Having recently returned to work after two weeks of battle with an "X-Files" strain of virus, I have had time to reflect on my world. My world, according to TV, that is.
And a shrunken world it is when you are sick in bed and a container of Chef Boy-ar-dee in the microwave seems ambitious.
Maybe it was a Robitussin-induced haze that left me viewing the "Beverly Hillbillies" as something to plan my day around.
Feeling able to do something besides sleep by the sixth day, I push into a reclined position for the first of my many shows. Already I'm thinking that one of those holsters seen on the side of a Barcalounger is what I need for my remotes.
10 a.m.: "I Love Lucy" doubleheader. Unbeknownst to Ricky, Lucy joins a ballet company performing at his club, at one point riding piggyback on another dancer. Cough syrup clouds memories of the second half-hour.
Noon: Aunt Bee, sporting an oversized flowery bonnet, has arrived to help care for little freckle-faced Opie, who hates her. This is the first episode of "The Andy Griffith Show." Aiming to win the motherless Opie's favor, she tries to fish and fails, tries to catch tadpoles and fails, and commits a string of other embarrassments.
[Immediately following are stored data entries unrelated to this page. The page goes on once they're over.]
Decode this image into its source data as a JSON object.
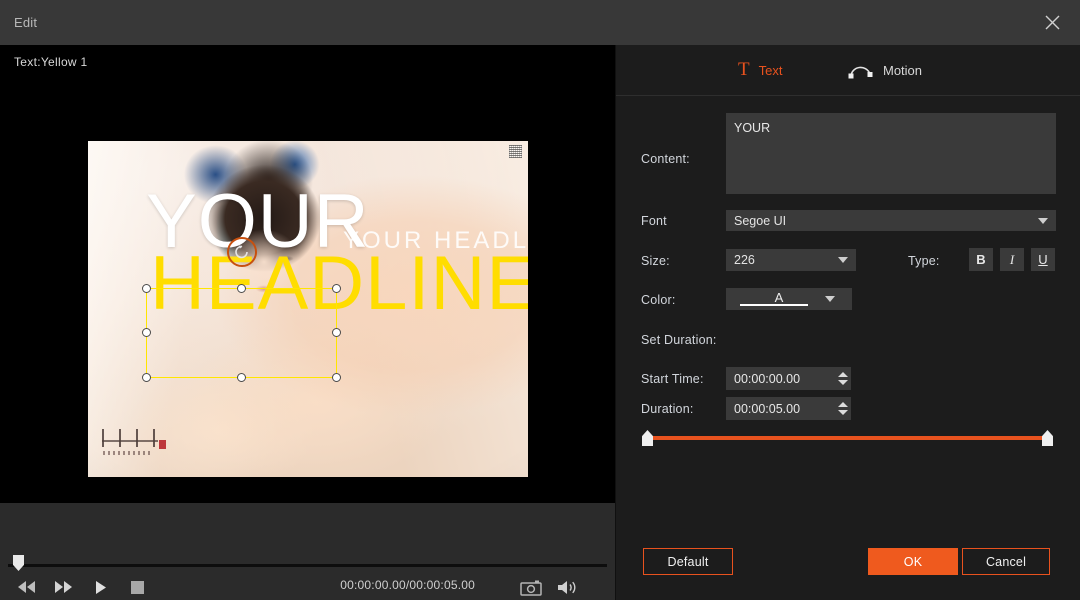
{
  "window": {
    "title": "Edit",
    "close_icon": "close-icon"
  },
  "preview": {
    "clip_label": "Text:Yellow 1",
    "overlay": {
      "selected_text": "YOUR",
      "second_line": "HEADLINE",
      "watermark_text": "YOUR  HEADLINE",
      "selection_color": "#ffe600",
      "rotate_icon": "rotate-icon"
    },
    "watermarks": {
      "qr_icon": "qr-watermark-icon",
      "logo_icon": "calligraphy-logo-watermark"
    }
  },
  "transport": {
    "rewind_icon": "rewind-icon",
    "forward_icon": "fast-forward-icon",
    "play_icon": "play-icon",
    "stop_icon": "stop-icon",
    "timecode": "00:00:00.00/00:00:05.00",
    "snapshot_icon": "camera-icon",
    "volume_icon": "speaker-icon",
    "playhead_position": "0%"
  },
  "panel": {
    "tabs": [
      {
        "label": "Text",
        "icon": "text-t-icon",
        "active": true
      },
      {
        "label": "Motion",
        "icon": "motion-arc-icon",
        "active": false
      }
    ],
    "fields": {
      "content_label": "Content:",
      "content_value": "YOUR",
      "font_label": "Font",
      "font_value": "Segoe UI",
      "size_label": "Size:",
      "size_value": "226",
      "type_label": "Type:",
      "type_buttons": [
        "B",
        "I",
        "U"
      ],
      "color_label": "Color:",
      "color_glyph": "A",
      "set_duration_label": "Set Duration:",
      "start_time_label": "Start Time:",
      "start_time_value": "00:00:00.00",
      "duration_label": "Duration:",
      "duration_value": "00:00:05.00"
    },
    "buttons": {
      "default_label": "Default",
      "ok_label": "OK",
      "cancel_label": "Cancel"
    }
  },
  "colors": {
    "accent": "#e8521e",
    "ok_button": "#ef5a1e",
    "selection": "#ffe600",
    "headline_yellow": "#ffdd00",
    "panel_bg": "#1c1c1c",
    "titlebar_bg": "#383838"
  }
}
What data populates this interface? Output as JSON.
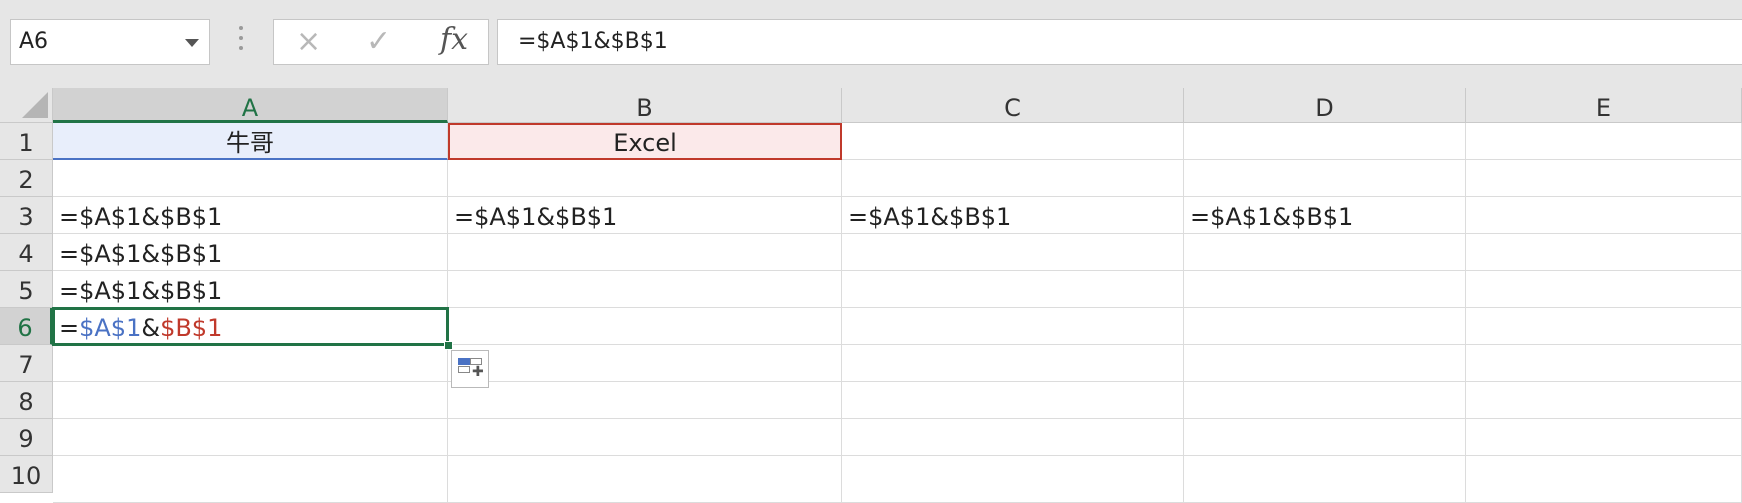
{
  "formula_bar": {
    "name_box": "A6",
    "cancel_icon": "×",
    "enter_icon": "✓",
    "fx_label": "fx",
    "formula": "=$A$1&$B$1"
  },
  "columns": [
    "A",
    "B",
    "C",
    "D",
    "E"
  ],
  "rows": [
    "1",
    "2",
    "3",
    "4",
    "5",
    "6",
    "7",
    "8",
    "9",
    "10"
  ],
  "cells": {
    "A1": "牛哥",
    "B1": "Excel",
    "A3": "=$A$1&$B$1",
    "B3": "=$A$1&$B$1",
    "C3": "=$A$1&$B$1",
    "D3": "=$A$1&$B$1",
    "A4": "=$A$1&$B$1",
    "A5": "=$A$1&$B$1"
  },
  "edit_cell": {
    "address": "A6",
    "eq": "=",
    "ref1": "$A$1",
    "amp": "&",
    "ref2": "$B$1"
  },
  "colors": {
    "accent": "#217346",
    "ref_a": "#4a72c4",
    "ref_b": "#c0392b"
  }
}
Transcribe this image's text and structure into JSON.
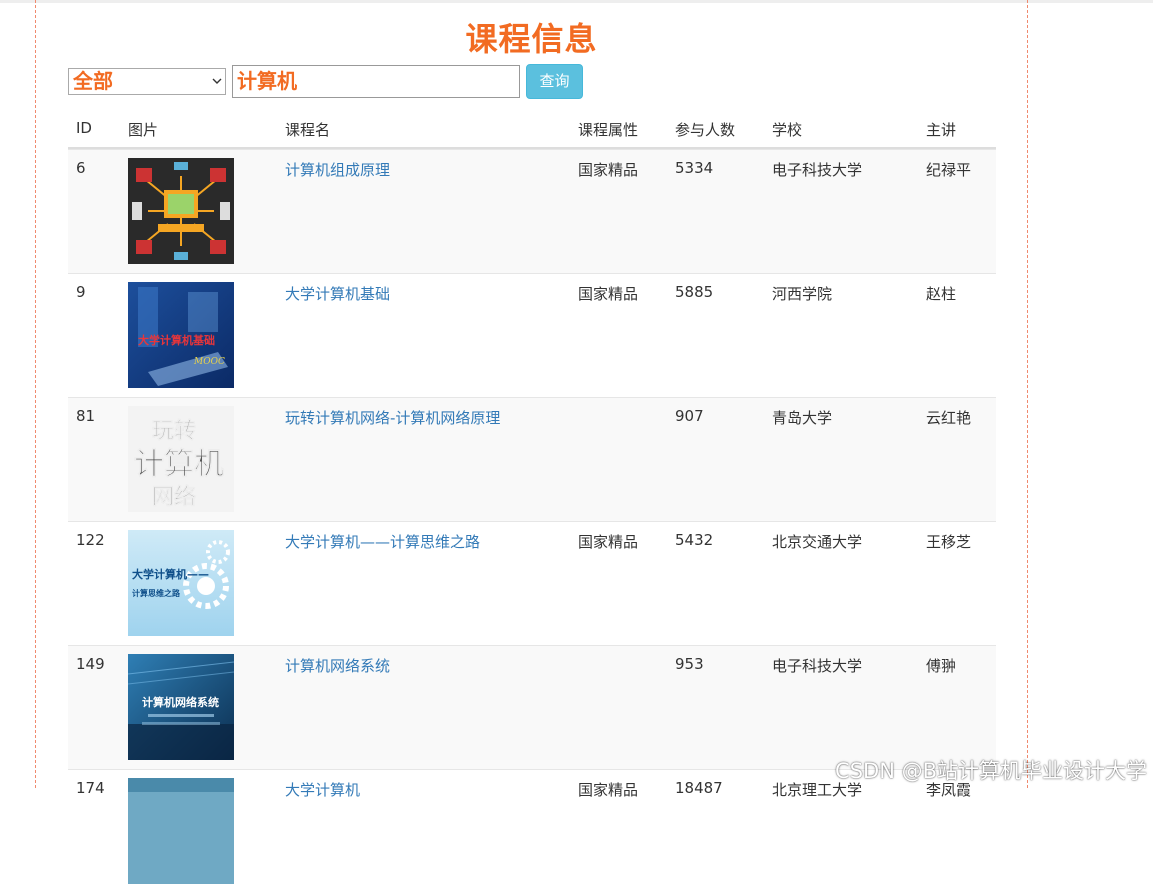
{
  "title": "课程信息",
  "search": {
    "category_value": "全部",
    "keyword_value": "计算机",
    "query_label": "查询"
  },
  "table": {
    "headers": [
      "ID",
      "图片",
      "课程名",
      "课程属性",
      "参与人数",
      "学校",
      "主讲"
    ],
    "rows": [
      {
        "id": "6",
        "image": "computer-network-diagram",
        "name": "计算机组成原理",
        "attr": "国家精品",
        "count": "5334",
        "school": "电子科技大学",
        "teacher": "纪禄平"
      },
      {
        "id": "9",
        "image": "blue-laptop-cover",
        "name": "大学计算机基础",
        "attr": "国家精品",
        "count": "5885",
        "school": "河西学院",
        "teacher": "赵柱"
      },
      {
        "id": "81",
        "image": "play-computer-network-text",
        "name": "玩转计算机网络-计算机网络原理",
        "attr": "",
        "count": "907",
        "school": "青岛大学",
        "teacher": "云红艳"
      },
      {
        "id": "122",
        "image": "light-blue-gears",
        "name": "大学计算机——计算思维之路",
        "attr": "国家精品",
        "count": "5432",
        "school": "北京交通大学",
        "teacher": "王移芝"
      },
      {
        "id": "149",
        "image": "dark-blue-network-system",
        "name": "计算机网络系统",
        "attr": "",
        "count": "953",
        "school": "电子科技大学",
        "teacher": "傅翀"
      },
      {
        "id": "174",
        "image": "teal-cover",
        "name": "大学计算机",
        "attr": "国家精品",
        "count": "18487",
        "school": "北京理工大学",
        "teacher": "李凤霞"
      }
    ]
  },
  "thumb_text": {
    "t2": "大学计算机基础",
    "t2b": "MOOC",
    "t3a": "玩转",
    "t3b": "计算机",
    "t3c": "网络",
    "t4a": "大学计算机——",
    "t4b": "计算思维之路",
    "t5": "计算机网络系统"
  },
  "watermark": "CSDN @B站计算机毕业设计大学",
  "colors": {
    "title": "#f26b22",
    "link": "#337ab7",
    "button": "#5bc0de",
    "border_dashed": "#f08a6e"
  }
}
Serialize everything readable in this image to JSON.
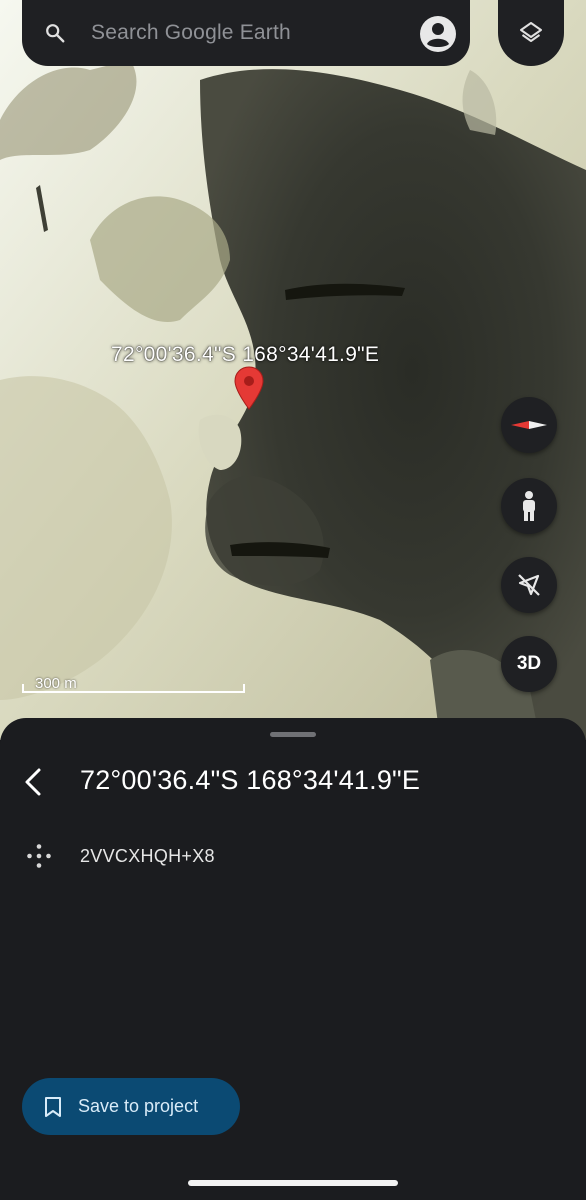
{
  "search": {
    "placeholder": "Search Google Earth",
    "icon": "search-icon"
  },
  "header": {
    "account_icon": "account-circle-icon",
    "layers_icon": "layers-icon"
  },
  "map": {
    "pin_label": "72°00'36.4\"S 168°34'41.9\"E",
    "pin_color": "#e53935",
    "scale_label": "300 m",
    "controls": {
      "compass_icon": "compass-icon",
      "street_view_icon": "pegman-icon",
      "location_icon": "location-off-icon",
      "view_3d_label": "3D"
    }
  },
  "sheet": {
    "title": "72°00'36.4\"S 168°34'41.9\"E",
    "plus_code": "2VVCXHQH+X8",
    "plus_code_icon": "plus-code-icon",
    "save_button_label": "Save to project",
    "save_button_icon": "bookmark-icon",
    "save_button_color": "#0b4a73"
  }
}
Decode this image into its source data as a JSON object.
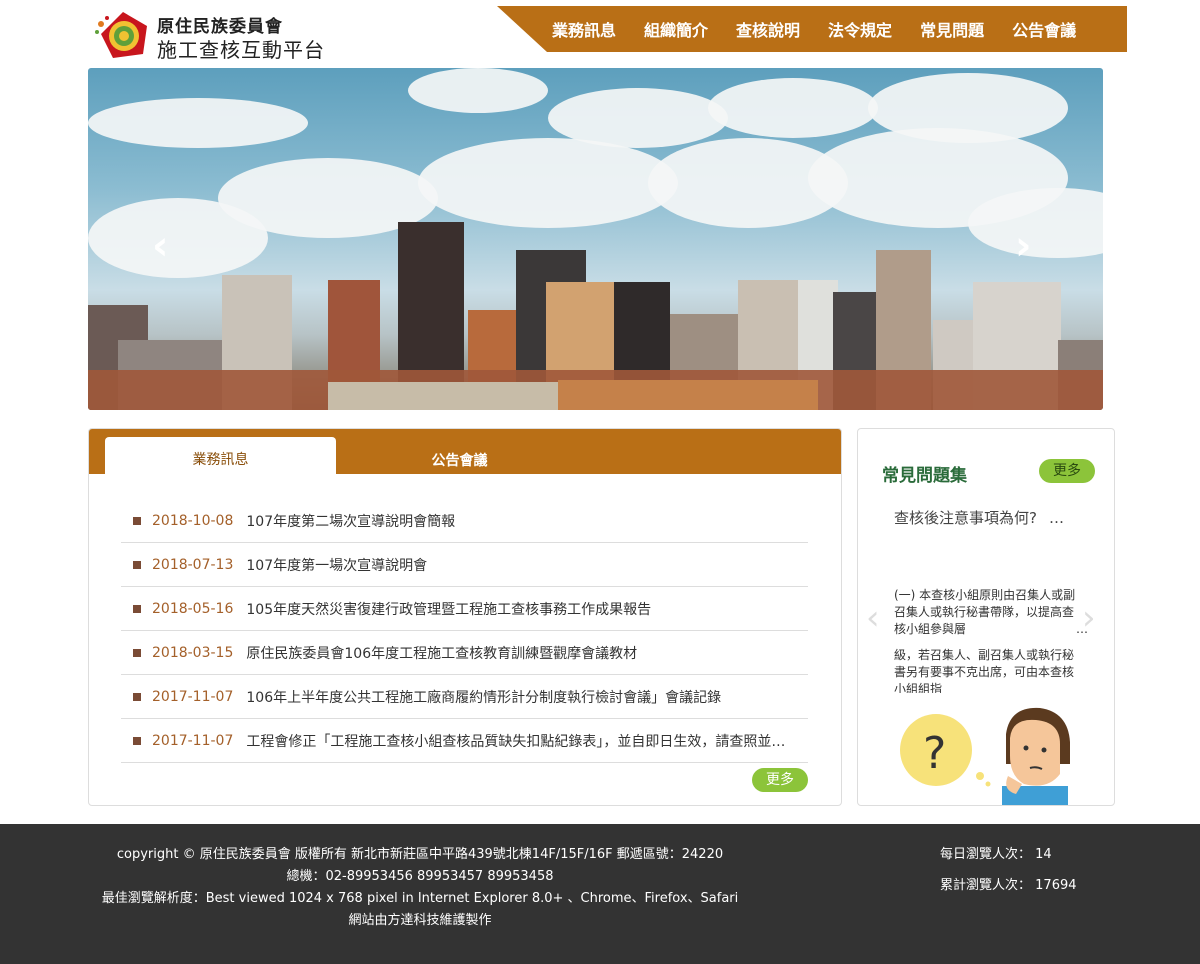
{
  "header": {
    "logo_line1": "原住民族委員會",
    "logo_line2": "施工查核互動平台",
    "nav": [
      "業務訊息",
      "組織簡介",
      "查核說明",
      "法令規定",
      "常見問題",
      "公告會議"
    ]
  },
  "banner": {
    "prev_icon": "chevron-left",
    "next_icon": "chevron-right"
  },
  "news": {
    "tabs": [
      "業務訊息",
      "公告會議"
    ],
    "items": [
      {
        "date": "2018-10-08",
        "title": "107年度第二場次宣導說明會簡報"
      },
      {
        "date": "2018-07-13",
        "title": "107年度第一場次宣導說明會"
      },
      {
        "date": "2018-05-16",
        "title": "105年度天然災害復建行政管理暨工程施工查核事務工作成果報告"
      },
      {
        "date": "2018-03-15",
        "title": "原住民族委員會106年度工程施工查核教育訓練暨觀摩會議教材"
      },
      {
        "date": "2017-11-07",
        "title": "106年上半年度公共工程施工廠商履約情形計分制度執行檢討會議」會議記錄"
      },
      {
        "date": "2017-11-07",
        "title": "工程會修正「工程施工查核小組查核品質缺失扣點紀錄表」，並自即日生效，請查照並…"
      }
    ],
    "more_label": "更多"
  },
  "faq": {
    "title": "常見問題集",
    "more_label": "更多",
    "question": "查核後注意事項為何?",
    "question_ellipsis": "…",
    "answer_1": "(一) 本查核小組原則由召集人或副召集人或執行秘書帶隊，以提高查核小組參與層",
    "answer_1_ellipsis": "…",
    "answer_2": "級，若召集人、副召集人或執行秘書另有要事不克出席，可由本查核小組組指",
    "prev_icon": "chevron-left",
    "next_icon": "chevron-right"
  },
  "footer": {
    "line1": "copyright © 原住民族委員會 版權所有 新北市新莊區中平路439號北棟14F/15F/16F 郵遞區號：24220",
    "line2": "總機：02-89953456 89953457 89953458",
    "line3": "最佳瀏覽解析度：Best viewed 1024 x 768 pixel in Internet Explorer 8.0+ 、Chrome、Firefox、Safari",
    "line4": "網站由方達科技維護製作",
    "daily_label": "每日瀏覽人次：",
    "daily_value": "14",
    "total_label": "累計瀏覽人次：",
    "total_value": "17694"
  },
  "colors": {
    "brand_orange": "#b96f16",
    "more_green": "#8cc43a",
    "date_brown": "#a4602a",
    "footer_bg": "#333333"
  }
}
So Aunt Bee decides she should go home and let Andy the Sheriff of Mayberry find someone else to look after the young Ron Howard. Just before she hoists up into Andy's old pickup truck, Opie runs out to stop her. Aint Bee! Aint Bee! We can't let you leave. We need to take care of you 'cuz you cain't fish, you cain't catch tadpoles, you cain't do anything. They tearfully embrace. Fade out.
I dab my eyes and watch the first of a daylong stream of commercials for dental referral agencies--I had no clue finding a dentist was so difficult as to require professional help. This is followed by ads for "the motorcycle experts" and the caring "slip and fall" lawyers.
Based on these commercials it would appear the target audience is the homeless Hells Angel who has wiped out a Harley or skidded on a banana peel and now needs massive emergency dental plates and a no-interest payment plan. Should any such consumers recover, they will have major career possibilities if they just call the 800 number and enroll in either medical assistant or dental hygienist school.
1 p.m.: Back-to-back "Beverly Hillbillies" episodes. This is the vintage stuff. (It occurs to me that my social life is saved by not having cable, and specifically Nick at Nite).
In the first episode of a multi-part story, Shorty the hotelier from the Clampetts' mountain town comes to the Beverly Hills mansion. Because the station interrupts the show with a news story--a dull car chase--I don't know how Shorty became engaged to a dowdy widow in a plaid shirtdress, who is also staying at the Clampett home. But this guy Shorty definitely does not seek marriage. What a flashback to my childhood viewing this show is. Jethro the dumb nephew, Elly May the dumb but bodacious daughter, Granny the smart but cranky mother-in-law whose boots and skirts are now high fashion. And of course, the ce-ment pond.
Would Shorty get hitched, I wondered? And hadn't I seen this episode twice before?
The cold-remedy commercials seem even more annoying than they do when one is well. Who wants to listen--especially when your own nose is stuffed up--to someone with a stuffed-up nose screech about how they were up all night? And, hey, I'm sure my nose is way more stuffy than these actors'. I vow to check the cough syrup box for side effects, like edginess.
Phew, just about time for "The Lucy Show."
Based on her age during the "I Love Lucy" years, Lucy Carmichael, now widowed and single, is probably nearing 60 years old. But strangely enough, she has a son in grade school and resembles my 1961 Barbie doll.
Lucy and Ethel, her sidekick neighbor from the "I Love Lucy" era who has managed to lose Fred somewhere, are two single dames with homes of chartreuse and purple who are constantly being set up with dashing, eligible bachelors who want to take them to nightclubs. In this series, Ethel goes by Vivian. She and her current beau fix up Lucy with a dashing, eligible bachelor who is so smitten he wants to take Lucy hunting. She fakes him out and pretends she loves gunning down wildlife. But after bungling all attempts to shoot down a duck, it becomes clear that her real skill is not duck killing but duck calls. Some people are just naturally gifted. I miss the ending due to an unfortunately timed nap.
I fade back in to a psychic-hotline commercial, although it could be astrology forecasts. I appear to be zooming on cold medicine.
2 p.m.: At last, the premiere of the new one-hour drama "Sunset Beach." Day One with a soap opera named after a beach town five minutes away from my very bed! Waves crash as the show opens with a shot of what suspiciously resembles the Seal Beach Pier. But, OK, this is fiction, right?